There is so much to love about the way Gaiman has written this book. The descriptions of the various parts of London Below is brilliant, and has been informed by research – indeed Gaiman wandered down into the sewers to gain some understanding of how they looked, smelt, and were connected to one another (he was so impressed by them that he changed the perceptions one of his characters had of them). Many of the places are based on old unused Underground stations from the tube system, and many more are based on stations that are used, as he twists the meaning of the place names – in many cases interpreting them literally. There are places like the Floating Market, a market which moves around from place to place, only opening at night and only for the people of London Below, and the story returns to the bizarre stalls of this place more than once throughout the novel.

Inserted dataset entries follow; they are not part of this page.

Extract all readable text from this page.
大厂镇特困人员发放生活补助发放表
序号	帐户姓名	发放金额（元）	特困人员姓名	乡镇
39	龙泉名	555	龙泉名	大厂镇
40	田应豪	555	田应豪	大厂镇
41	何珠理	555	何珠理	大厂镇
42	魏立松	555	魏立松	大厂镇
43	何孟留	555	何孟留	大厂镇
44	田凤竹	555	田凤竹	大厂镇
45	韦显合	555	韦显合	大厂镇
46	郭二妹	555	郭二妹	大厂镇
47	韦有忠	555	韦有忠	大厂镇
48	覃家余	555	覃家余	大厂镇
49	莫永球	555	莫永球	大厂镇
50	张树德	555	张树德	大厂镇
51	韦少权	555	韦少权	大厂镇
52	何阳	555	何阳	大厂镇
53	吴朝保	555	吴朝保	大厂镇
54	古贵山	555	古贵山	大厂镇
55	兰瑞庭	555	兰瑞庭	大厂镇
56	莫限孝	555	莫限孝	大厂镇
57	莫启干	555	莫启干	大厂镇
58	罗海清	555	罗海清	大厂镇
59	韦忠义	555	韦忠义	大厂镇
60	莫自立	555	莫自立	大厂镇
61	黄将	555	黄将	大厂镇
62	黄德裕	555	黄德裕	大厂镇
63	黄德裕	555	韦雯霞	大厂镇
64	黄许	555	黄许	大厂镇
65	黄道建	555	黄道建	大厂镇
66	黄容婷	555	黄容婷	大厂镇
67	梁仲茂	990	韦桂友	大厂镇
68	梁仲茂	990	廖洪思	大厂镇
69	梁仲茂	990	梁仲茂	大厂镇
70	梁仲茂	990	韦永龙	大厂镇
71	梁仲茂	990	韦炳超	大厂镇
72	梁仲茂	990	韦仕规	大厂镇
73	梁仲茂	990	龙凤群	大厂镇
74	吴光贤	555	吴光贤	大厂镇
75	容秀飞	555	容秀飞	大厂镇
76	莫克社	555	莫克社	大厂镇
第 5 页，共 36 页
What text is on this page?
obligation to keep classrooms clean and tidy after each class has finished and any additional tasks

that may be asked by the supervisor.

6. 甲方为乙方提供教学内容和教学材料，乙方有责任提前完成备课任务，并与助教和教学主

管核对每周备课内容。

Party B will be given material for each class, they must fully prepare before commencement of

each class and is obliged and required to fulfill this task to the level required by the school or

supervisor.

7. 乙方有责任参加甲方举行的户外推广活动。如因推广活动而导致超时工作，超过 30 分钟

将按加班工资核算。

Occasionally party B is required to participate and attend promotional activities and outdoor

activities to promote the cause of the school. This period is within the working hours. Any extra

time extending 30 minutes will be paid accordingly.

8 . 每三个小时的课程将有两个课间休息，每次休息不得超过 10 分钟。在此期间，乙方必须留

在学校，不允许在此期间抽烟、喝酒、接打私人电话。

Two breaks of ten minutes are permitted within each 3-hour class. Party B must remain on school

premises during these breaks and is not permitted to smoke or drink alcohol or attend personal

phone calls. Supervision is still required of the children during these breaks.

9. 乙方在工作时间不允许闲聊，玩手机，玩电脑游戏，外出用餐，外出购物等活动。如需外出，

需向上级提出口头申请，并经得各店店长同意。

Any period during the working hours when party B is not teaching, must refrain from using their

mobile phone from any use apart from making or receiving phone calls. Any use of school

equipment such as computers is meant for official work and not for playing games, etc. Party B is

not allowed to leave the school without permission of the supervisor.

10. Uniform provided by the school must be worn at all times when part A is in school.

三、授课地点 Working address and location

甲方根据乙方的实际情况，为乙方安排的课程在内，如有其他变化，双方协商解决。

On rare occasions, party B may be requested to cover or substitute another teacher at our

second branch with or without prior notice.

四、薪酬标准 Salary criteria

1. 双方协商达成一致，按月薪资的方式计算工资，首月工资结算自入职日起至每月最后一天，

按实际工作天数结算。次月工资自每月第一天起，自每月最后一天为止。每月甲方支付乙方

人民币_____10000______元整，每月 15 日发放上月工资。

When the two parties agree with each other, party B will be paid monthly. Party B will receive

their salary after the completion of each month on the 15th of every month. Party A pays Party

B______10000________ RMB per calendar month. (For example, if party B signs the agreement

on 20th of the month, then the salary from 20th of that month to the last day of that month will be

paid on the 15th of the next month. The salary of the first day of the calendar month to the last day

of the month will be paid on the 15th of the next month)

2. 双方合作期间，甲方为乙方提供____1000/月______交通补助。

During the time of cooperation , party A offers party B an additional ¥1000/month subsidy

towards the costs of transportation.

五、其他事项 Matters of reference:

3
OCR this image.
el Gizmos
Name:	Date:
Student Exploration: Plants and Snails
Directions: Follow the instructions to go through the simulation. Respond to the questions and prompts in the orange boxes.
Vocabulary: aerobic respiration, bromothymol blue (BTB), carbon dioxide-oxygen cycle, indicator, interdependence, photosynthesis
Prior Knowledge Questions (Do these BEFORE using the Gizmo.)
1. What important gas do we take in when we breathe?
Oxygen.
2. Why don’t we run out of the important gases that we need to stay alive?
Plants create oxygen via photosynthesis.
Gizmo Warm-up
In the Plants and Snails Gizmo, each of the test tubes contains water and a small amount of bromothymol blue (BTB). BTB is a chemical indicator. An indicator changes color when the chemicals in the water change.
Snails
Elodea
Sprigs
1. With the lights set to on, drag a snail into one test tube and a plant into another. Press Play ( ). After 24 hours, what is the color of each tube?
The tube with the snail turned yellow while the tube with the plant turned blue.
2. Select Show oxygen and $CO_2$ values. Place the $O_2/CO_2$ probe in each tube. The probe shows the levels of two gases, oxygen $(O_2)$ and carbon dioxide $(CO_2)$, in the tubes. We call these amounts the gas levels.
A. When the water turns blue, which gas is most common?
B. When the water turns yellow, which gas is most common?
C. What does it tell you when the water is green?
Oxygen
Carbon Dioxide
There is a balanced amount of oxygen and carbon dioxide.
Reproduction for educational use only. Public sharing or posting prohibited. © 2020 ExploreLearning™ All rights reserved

Then there are the brilliant characters. You do spend the majority of the story feeling sorry for Richard, but without him becoming too whiny (which is always a risk with such protagonists). Door is clever and cunning, and often is the most impressive at the most pivotal moments of the story, indicating an intelligence and forethought that is quite charming. Then there are characters like Hunter, and the Marquis de Carabas, both of whom are well developed yet are surrounded with a certain amount of mystery until the end of the story. And of course there are the bad guys, in particular the gruesome Mr Croup and Mr Vandemar, both of whom, with their nightmarish tendencies, put your average bad guys to shame.

A book that is full of imagination and yet feels somewhat familiar, I could recommend this to anybody and everybody – Gaiman appeals to my adult imagination in the same way Roald Dahl appealed to my childhood imagination (and that is a pretty big call coming from me). Gaiman is a genius and a master storyteller, and I simply cannot wait to go and dive into one of his other novels.

Have you read Neverwhere, or any other novel by Neil Gaiman? What are your thoughts?